In Texas alone, about $3.6 million in funding for meals for seniors is at risk, according to the White House.

"We are now looking at the real possibility this could happen on Friday," said Sharon Baughman, CEO of Christian Senior Service's Meal on Wheels, one of the largest nonprofits in Bexar County.

Meals on Wheels, which delivers 950,000 hot meals to homebound seniors each year, gets a little more than half of its funding from the government.

"We haven't seen any increase in our federal funding for years," Baughman said. "Now, they're talking cuts. So we are really just trying to put a pencil to paper."

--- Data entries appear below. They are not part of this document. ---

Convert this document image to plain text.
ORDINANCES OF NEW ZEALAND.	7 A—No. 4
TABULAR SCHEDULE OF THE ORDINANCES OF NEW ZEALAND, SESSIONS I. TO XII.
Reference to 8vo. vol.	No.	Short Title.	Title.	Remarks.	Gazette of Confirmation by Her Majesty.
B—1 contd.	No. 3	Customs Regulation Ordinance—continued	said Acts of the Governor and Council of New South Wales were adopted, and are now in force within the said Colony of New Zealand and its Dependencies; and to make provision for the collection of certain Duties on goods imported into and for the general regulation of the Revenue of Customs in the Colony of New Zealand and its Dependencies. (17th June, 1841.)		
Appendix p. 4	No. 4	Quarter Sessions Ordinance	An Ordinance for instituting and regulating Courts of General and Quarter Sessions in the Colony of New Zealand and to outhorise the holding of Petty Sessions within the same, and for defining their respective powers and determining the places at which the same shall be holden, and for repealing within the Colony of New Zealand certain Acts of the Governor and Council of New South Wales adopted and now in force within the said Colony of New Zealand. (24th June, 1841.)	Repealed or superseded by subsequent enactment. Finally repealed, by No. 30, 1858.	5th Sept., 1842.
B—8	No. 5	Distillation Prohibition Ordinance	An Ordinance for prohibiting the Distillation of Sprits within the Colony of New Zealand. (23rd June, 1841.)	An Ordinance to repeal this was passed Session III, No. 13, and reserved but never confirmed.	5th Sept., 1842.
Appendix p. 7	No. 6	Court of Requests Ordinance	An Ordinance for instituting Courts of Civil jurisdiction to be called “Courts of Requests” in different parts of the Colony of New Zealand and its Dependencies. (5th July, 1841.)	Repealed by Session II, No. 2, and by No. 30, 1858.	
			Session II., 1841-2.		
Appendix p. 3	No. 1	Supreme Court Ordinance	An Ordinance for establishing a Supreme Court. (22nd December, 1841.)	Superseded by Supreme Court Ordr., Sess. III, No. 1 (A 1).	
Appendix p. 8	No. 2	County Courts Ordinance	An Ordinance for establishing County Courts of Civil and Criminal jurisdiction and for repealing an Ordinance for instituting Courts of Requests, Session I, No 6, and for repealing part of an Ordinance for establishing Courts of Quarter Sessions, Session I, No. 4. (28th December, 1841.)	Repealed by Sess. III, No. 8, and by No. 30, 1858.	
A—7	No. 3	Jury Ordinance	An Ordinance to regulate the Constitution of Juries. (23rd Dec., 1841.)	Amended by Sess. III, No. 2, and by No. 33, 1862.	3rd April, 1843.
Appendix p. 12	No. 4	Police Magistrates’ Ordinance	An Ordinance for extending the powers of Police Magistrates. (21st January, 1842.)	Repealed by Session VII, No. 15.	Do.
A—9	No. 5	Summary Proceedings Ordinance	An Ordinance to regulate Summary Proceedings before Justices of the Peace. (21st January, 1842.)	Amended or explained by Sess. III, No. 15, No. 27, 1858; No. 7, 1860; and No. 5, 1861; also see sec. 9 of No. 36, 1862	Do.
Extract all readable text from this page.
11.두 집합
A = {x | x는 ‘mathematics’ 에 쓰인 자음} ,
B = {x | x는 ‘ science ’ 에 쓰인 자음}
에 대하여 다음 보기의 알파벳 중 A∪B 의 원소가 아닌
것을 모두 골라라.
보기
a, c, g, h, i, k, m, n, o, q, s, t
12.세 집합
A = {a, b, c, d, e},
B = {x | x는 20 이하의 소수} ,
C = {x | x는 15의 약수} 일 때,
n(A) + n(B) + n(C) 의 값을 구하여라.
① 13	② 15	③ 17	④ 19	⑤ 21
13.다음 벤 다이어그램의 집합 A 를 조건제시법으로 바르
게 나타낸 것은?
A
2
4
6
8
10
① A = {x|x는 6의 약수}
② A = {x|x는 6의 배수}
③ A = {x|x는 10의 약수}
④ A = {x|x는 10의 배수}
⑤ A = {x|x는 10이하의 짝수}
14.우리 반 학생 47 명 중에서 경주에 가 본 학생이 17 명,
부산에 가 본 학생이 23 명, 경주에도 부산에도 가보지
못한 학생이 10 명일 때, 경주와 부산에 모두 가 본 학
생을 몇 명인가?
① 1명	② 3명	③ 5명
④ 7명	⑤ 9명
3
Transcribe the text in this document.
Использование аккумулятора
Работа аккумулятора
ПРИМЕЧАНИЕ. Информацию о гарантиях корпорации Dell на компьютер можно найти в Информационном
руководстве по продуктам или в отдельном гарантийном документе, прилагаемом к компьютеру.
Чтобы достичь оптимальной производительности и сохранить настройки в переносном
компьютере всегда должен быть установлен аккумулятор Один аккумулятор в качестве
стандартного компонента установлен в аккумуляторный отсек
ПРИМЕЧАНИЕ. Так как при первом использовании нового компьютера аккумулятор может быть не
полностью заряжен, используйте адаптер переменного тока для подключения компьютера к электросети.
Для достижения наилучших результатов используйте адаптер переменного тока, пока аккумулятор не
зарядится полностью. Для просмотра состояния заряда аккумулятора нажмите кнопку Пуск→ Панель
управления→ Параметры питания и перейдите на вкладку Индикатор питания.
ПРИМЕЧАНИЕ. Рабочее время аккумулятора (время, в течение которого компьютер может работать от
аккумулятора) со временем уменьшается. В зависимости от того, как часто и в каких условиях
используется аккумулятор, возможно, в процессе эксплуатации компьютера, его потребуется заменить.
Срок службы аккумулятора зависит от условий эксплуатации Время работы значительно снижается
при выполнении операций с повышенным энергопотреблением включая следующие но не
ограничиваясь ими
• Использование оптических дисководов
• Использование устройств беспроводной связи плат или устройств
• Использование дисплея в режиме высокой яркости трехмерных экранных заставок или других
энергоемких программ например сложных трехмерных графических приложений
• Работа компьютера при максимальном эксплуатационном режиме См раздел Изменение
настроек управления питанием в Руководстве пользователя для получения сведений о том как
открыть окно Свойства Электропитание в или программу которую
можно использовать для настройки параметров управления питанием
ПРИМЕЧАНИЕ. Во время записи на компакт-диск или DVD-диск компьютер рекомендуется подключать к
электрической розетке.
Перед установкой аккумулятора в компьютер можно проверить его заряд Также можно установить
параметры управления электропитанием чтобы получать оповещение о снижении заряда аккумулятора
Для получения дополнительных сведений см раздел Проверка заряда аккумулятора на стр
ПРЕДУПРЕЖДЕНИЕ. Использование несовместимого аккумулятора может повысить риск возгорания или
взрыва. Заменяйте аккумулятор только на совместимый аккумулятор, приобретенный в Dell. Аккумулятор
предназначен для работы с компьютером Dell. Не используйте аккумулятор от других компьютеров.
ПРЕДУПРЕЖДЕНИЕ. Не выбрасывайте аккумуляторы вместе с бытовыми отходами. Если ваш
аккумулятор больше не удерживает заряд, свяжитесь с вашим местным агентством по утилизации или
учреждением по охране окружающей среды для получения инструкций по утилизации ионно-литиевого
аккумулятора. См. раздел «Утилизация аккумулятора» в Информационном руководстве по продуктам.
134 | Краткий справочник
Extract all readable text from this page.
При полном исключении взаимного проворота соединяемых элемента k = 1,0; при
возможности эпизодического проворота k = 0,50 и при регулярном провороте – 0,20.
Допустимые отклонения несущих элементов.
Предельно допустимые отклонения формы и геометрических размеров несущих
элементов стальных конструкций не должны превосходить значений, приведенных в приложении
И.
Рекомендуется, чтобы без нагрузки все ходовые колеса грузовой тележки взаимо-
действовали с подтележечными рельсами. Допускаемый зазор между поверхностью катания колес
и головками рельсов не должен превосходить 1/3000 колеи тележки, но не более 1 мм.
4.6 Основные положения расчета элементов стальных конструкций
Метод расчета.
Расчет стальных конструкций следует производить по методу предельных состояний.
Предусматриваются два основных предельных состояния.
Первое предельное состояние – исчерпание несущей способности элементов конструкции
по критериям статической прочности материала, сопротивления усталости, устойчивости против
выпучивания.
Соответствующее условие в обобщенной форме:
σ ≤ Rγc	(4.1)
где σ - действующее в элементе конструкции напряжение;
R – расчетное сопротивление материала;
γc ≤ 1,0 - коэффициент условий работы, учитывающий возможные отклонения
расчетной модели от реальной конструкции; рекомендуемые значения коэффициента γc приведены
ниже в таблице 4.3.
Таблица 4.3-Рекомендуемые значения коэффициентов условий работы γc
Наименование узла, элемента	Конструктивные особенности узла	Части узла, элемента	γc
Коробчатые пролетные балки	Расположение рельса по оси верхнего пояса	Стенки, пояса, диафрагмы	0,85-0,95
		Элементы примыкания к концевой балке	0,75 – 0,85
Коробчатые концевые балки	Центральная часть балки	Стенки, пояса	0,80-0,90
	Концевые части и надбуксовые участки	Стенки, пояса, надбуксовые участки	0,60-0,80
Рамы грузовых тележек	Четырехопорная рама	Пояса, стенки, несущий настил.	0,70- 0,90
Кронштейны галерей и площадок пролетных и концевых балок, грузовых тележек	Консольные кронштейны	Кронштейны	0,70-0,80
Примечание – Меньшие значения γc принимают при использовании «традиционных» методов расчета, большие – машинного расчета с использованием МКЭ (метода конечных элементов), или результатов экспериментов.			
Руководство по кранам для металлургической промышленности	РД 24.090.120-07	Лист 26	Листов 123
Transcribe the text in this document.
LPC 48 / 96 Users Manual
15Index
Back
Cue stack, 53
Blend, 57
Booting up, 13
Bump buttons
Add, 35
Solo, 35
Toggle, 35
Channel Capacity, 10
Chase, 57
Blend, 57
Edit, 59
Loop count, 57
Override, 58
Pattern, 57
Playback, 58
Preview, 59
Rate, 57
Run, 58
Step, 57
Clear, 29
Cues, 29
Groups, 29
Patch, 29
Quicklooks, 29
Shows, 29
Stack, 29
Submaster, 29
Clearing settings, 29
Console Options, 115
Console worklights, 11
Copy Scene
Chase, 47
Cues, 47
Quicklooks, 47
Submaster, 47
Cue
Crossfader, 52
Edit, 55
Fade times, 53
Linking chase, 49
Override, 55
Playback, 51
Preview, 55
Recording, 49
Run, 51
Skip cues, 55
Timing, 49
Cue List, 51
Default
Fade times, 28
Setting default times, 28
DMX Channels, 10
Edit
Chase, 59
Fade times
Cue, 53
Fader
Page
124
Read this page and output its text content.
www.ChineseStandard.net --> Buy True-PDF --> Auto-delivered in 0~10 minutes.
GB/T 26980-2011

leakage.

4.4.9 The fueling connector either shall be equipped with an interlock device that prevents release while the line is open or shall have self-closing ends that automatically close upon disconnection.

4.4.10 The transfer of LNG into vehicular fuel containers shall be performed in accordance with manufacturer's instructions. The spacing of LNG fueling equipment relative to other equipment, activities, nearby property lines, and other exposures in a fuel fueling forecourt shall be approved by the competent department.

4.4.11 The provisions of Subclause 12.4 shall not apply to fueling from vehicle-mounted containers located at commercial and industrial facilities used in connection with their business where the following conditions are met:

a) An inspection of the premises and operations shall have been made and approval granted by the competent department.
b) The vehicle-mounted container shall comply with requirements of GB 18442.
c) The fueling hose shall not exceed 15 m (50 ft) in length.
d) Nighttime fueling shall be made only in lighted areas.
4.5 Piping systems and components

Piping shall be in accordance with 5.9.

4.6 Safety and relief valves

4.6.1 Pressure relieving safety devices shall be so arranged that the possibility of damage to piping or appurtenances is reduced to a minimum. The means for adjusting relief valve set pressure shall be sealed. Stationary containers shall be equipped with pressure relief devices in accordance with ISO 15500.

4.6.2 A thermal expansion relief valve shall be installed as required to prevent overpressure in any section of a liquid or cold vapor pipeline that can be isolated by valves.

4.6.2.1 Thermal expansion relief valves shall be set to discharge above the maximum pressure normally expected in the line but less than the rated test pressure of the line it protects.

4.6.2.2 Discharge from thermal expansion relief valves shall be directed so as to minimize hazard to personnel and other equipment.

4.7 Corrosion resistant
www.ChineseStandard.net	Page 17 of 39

She estimated the program would have to cut up to 10,000 meals a year if the budget cuts take place. Compounding the crunch, the cuts come as the program is seeing increased demand.

Volunteer Marilyn Jones used her own minivan and gas to deliver meals to a list of clients.

"I hope this is not one of the things that gets cut out because these people are in need," Jones said.

Oscar Cantu is one of the seniors Jones regularly visits, taking a meal and an extra chocolate milk.

Cantu said he looks forward to her knock on the door.

"Yeah," he said, "because she always brings me chocolate."

Meals on Wheels provides nutrition, often the only meal of the day, to homebound seniors who can't get to the store or cook for themselves. 

Baughman believes cuts to the program would actually cost more in the long run.

"It's cheaper for the community and country not to have to help people get into nursing homes, which cost $35,000 to $50,000 a year, versus Meals on Wheels, which is $1,200 to $1,300 a year," she said.

In addition to providing nutrition, the program also provides human contact and someone to talk to.

"Some of them get a pretty big smile on their face when they see us," said Teresa Galvan, who works for Meals on Wheels.

The nonprofit already depends on volunteers, but now Baughman said they will reach out to the community to bridge the impending gap.